Who owns the Taishan plant?

It’s a joint venture between French energy company EDF, largely owned by the French government, and China General Nuclear Power Corporation, a Chinese state-owned energy group, which is the majority owner in the project.

EDF subsidiary Framatome, a nuclear equipment supplier formerly known as Areva NP, designed the two 1,750-megawatt reactors at the plant and continues to maintain them after they entered commercial operation in 2018 and 2019.

It’s one of a number of new nuclear plants built and commissioned in recent years as China tries to reduce its dependence on fossil fuels.

What safety problem did Framatome report?

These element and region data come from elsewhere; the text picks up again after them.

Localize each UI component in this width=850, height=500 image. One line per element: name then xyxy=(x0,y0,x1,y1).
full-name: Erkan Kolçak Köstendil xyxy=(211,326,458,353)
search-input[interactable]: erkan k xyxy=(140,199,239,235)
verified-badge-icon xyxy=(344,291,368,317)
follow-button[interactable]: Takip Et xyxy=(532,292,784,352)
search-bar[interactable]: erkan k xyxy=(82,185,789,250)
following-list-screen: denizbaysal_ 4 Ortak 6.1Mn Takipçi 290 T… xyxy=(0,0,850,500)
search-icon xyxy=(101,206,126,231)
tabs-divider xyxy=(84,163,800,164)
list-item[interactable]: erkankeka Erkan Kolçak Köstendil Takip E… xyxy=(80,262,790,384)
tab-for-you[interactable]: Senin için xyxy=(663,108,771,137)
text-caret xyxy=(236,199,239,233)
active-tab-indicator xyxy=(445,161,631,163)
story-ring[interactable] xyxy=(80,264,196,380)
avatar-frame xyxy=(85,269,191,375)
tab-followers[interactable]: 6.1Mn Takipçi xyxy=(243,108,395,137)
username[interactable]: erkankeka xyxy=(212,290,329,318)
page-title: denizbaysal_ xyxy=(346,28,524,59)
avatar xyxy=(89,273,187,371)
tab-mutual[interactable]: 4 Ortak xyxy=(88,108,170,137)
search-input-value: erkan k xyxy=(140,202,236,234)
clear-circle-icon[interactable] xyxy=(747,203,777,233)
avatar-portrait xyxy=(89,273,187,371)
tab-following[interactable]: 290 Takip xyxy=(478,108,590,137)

According to CNN, Framatome first reached out to the US Department of Energy last month. In safety assistance request in early June it said that there was a buildup of noble—or inert—gases, a byproduct of fission in the reactor, in a part of the cooling system. It’s not clear why Framatome sought help from the US, but the French company reportedly also told the US that China’s nuclear safety regulator raised safety limits around the plant to avoid a shutdown.

In a statement yesterday (June 14) the French company said it was “supporting resolution of a performance issue” at the plant.

In a separate statement the same day, EDF said that it was informed of the build-up of gases in reactor 1 of the plant, and had asked the Chinese joint venture to call a board of directors meeting to study the data and take decisions.

Was there a nuclear leak risk at the Chinese plant?

Probably not.

A gas buildup is “known” issue, EDF has said, related to the degradation of fuel rod housing. It also said the buildup was a “controlled emission” and not a question of contamination. Nevertheless, while it’s not considered a major issue or one likely to lead to a reactor shutdown, it’s not desirable and needs to be addressed.

Nuclear watchdog the International Atomic Energy Agency said it had “no indication that a radiological event occurred.”

What has China said about Taishan?

Not long after the CNN report, China General Nuclear Power, the majority owner of the Taishan nuclear plant, issued a statement, saying that according to “continuous monitoring of environmental data,” the indicators related to the plant and its surroundings are normal. It didn’t, however, disclose the specific indicators it was referring to.

It also said reactor 1 had entered its second fuel cycle and is currently operating at full capacity. The second reactor, meanwhile, has been overhauled, and was connected to the grid on June 10. The overhaul was the first since that unit was put into use in 2019, and construction had met deadlines, and safety, and quality standards, the company said.

Earlier this year, on April 5, China’s Nuclear Safety Administration issued a statement that said a “level 0 operational event” had occurred at reactor 1 of the Taishan plant. Based on international standards, level 0 means the event does not have safety significance. The regulator said there was a short-term release of a very small amount of noble gas during a special operation, but the incident was resolved in a timely manner.

Meanwhile, online news portal Guancha, influential among Chinese nationalists, published a story that accused CNN of spreading “rumors” and exaggerating the severity of the issue. The story has been republished by several popular Chinese news portals such as Sina Finance, and has stirred discussions on Weibo, where users say CNN is pushing negative news about China intentionally due to China-US tensions.

Local and central Chinese government authorities have yet to issue statements on the matter.

While there may not be an imminent threat to public safety, it’s important to remember the backdrop in which this concern—and China’s reaction to it—is unfolding. Silence from the top authorities alongside dismissal of the report of a possible problem as a rumor could well evoke memories of early 2020, when Chinese doctors trying to share information of the coronavirus were targeted by Wuhan police for spreading rumors.